Economists say today's tax changes - including a cut to the corporate tax rate that puts New Zealand below Australia - are an important step towards rebalancing the economy but will take time to deliver results for most businesses.
The Government, citing Treasury forecasts, says the impact of tax changes from last May's Budget could add 1 per cent to growth during the next "few years".
Income tax was cut and GST raised last October in the first part of the package but today's changes were aimed at encouraging savings and exports.
ASB's chief economist Nick Tuffley said cutting the corporate tax rate by 2 per cent to 28 per cent would help some struggling businesses survive and others to expand.
"The drop in the business tax should help at the margin over time and boost economic growth. Something might look viable now when it didn't in the past."
In Britain, where budget cuts have led to riots, Tuffley said the Government has cut business tax rates to help stimulate the private sector while in financially stricken Ireland the Government was clinging to low corporate rates as well.
He said changes to rules covering tax write-offs on rental property had already had some effect. Loss attributing qualifying companies had been abolished. A new structure ensures owners cannot claim a tax deduction on losses at a higher rate than they pay on profits.
While there were other factors contributing to a softer property market, including immigration falls and, for a time, higher interest rates, just the prospect of the changes had been effective.
"Anecdotally people have been more cautious about purchasing and lightening [rental property] portfolios. It's sending the right sort of signals."
The changes would help even out the perceived advantages that property had over other forms of investment.
"It's not the big bang policy. They're trying to gently tilt the economy in a direction that is deemed more desirable than where we've been and overly focused on property."
New Zealand Institute of Economic Research principal economist Shamubeel Eaqub said the corporate tax rate cut would smooth out the cashflow for businesses and made New Zealand more attractive, for the moment, compared to Australia.
He did not think it would necessarily help attract foreign business because New Zealand lacked the size and critical mass of other economies. While property tax changes were helpful and got rid of "black holes" they didn't necessarily mean the economy was going to be more efficient.
"The thing about taxes is they are meant to change behaviour over a long time," Eaqub said.

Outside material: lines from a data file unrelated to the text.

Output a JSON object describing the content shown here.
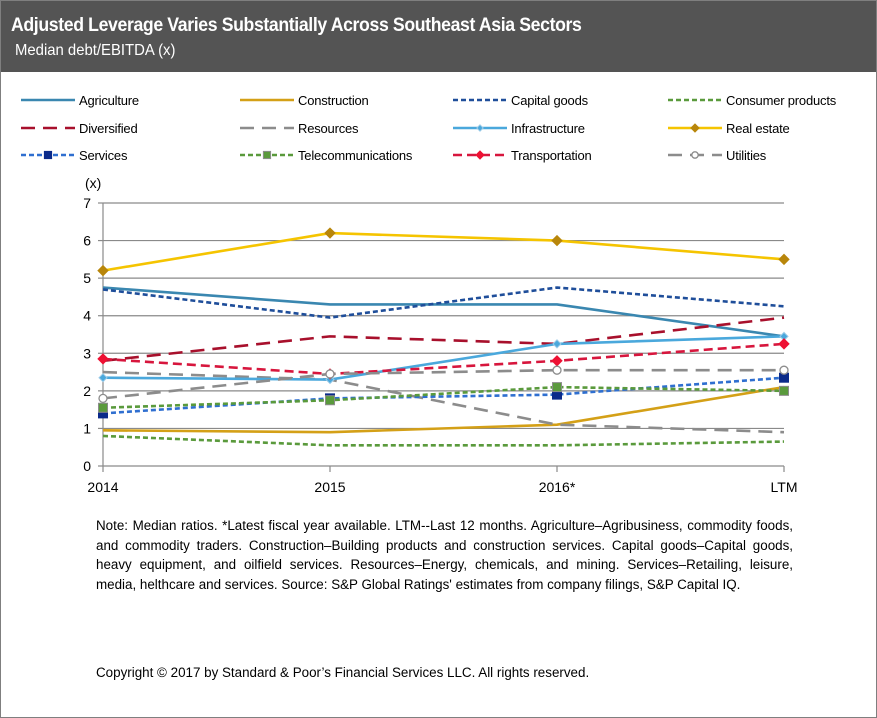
{
  "header": {
    "title": "Adjusted Leverage Varies Substantially Across  Southeast Asia Sectors",
    "subtitle": "Median debt/EBITDA (x)"
  },
  "chart_data": {
    "type": "line",
    "title": "Adjusted Leverage Varies Substantially Across Southeast Asia Sectors",
    "subtitle": "Median debt/EBITDA (x)",
    "xlabel": "",
    "ylabel": "(x)",
    "categories": [
      "2014",
      "2015",
      "2016*",
      "LTM"
    ],
    "ylim": [
      0,
      7
    ],
    "yticks": [
      "0",
      "1",
      "2",
      "3",
      "4",
      "5",
      "6",
      "7"
    ],
    "grid": true,
    "legend_position": "top",
    "series": [
      {
        "name": "Agriculture",
        "color": "#3a87b0",
        "dash": "solid",
        "marker": "none",
        "values": [
          4.75,
          4.3,
          4.3,
          3.45
        ]
      },
      {
        "name": "Construction",
        "color": "#d4a017",
        "dash": "solid",
        "marker": "none",
        "values": [
          0.95,
          0.9,
          1.1,
          2.1
        ]
      },
      {
        "name": "Capital goods",
        "color": "#1f4e9a",
        "dash": "short",
        "marker": "none",
        "values": [
          4.7,
          3.95,
          4.75,
          4.25
        ]
      },
      {
        "name": "Consumer products",
        "color": "#5a9a3c",
        "dash": "short",
        "marker": "none",
        "values": [
          0.8,
          0.55,
          0.55,
          0.65
        ]
      },
      {
        "name": "Diversified",
        "color": "#a8102c",
        "dash": "long",
        "marker": "none",
        "values": [
          2.8,
          3.45,
          3.25,
          3.95
        ]
      },
      {
        "name": "Resources",
        "color": "#8c8c8c",
        "dash": "long",
        "marker": "none",
        "values": [
          2.5,
          2.3,
          1.1,
          0.9
        ]
      },
      {
        "name": "Infrastructure",
        "color": "#4aa8dc",
        "dash": "solid",
        "marker": "diamond-small",
        "values": [
          2.35,
          2.3,
          3.25,
          3.45
        ]
      },
      {
        "name": "Real estate",
        "color": "#f5c400",
        "markerColor": "#b8860b",
        "dash": "solid",
        "marker": "diamond",
        "values": [
          5.2,
          6.2,
          6.0,
          5.5
        ]
      },
      {
        "name": "Services",
        "color": "#2f6fd0",
        "markerColor": "#0a2a8a",
        "dash": "short",
        "marker": "square",
        "values": [
          1.4,
          1.8,
          1.9,
          2.35
        ]
      },
      {
        "name": "Telecommunications",
        "color": "#5a9a3c",
        "markerColor": "#5a9a3c",
        "dash": "short",
        "marker": "square",
        "values": [
          1.55,
          1.75,
          2.1,
          2.0
        ]
      },
      {
        "name": "Transportation",
        "color": "#d7163d",
        "markerColor": "#ee1133",
        "dash": "medium",
        "marker": "diamond",
        "values": [
          2.85,
          2.45,
          2.8,
          3.25
        ]
      },
      {
        "name": "Utilities",
        "color": "#8c8c8c",
        "dash": "long",
        "marker": "circle",
        "values": [
          1.8,
          2.45,
          2.55,
          2.55
        ]
      }
    ]
  },
  "footer": {
    "note": "Note: Median ratios. *Latest fiscal year available. LTM--Last 12 months. Agriculture–Agribusiness, commodity foods, and commodity traders. Construction–Building products and construction services. Capital goods–Capital goods, heavy equipment, and oilfield services. Resources–Energy, chemicals, and mining. Services–Retailing, leisure, media, helthcare and services. Source: S&P Global Ratings' estimates from company filings, S&P Capital IQ.",
    "copyright": "Copyright © 2017 by Standard & Poor’s Financial Services LLC. All rights reserved."
  }
}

THE CHANGES AND WHAT THEY MEAN
PricewaterhouseCoopers tax partner Geoff Nightingale rates the revamp
* A reduction in company tax rate from 30 per cent to 28 per cent. Intended to promote economic growth, and keep us competitive with Australia where company tax rate is 30 per cent for now. Verdict: Will cost $1.2b over four years and is good news, should promote economic growth.
* Depreciation is removed from all buildings. Aimed at reducing bias towards property investment. Verdict: Raises $3.1b over four years. Should help remove general tax distortion favouring property investment, some issues around industrial buildings that do depreciate.
* Tighter tax rules for multinationals using debt to fund NZ operations. Verdict: Raises $600m over four years. Hopefully doesn't cut foreign investment.
* Removing LAQCs, (loss attributing qualifying companies), replacing them with LTCs (look through companies).Verdict: Raises $190m over four years. LAQC owners need to review position and make choices.
* Working for Families eligibility tightened by including more in the definition of income such as trust income, investment income of children, some PIE income and other income, plus removing the recognition of rental loss for WfF purposes. Verdict: Raises $32m Will make the system fairer and better targeted but also more complex.
* New GST rules for land transactions, compulsory zero-rating transactions between registered persons with a land component.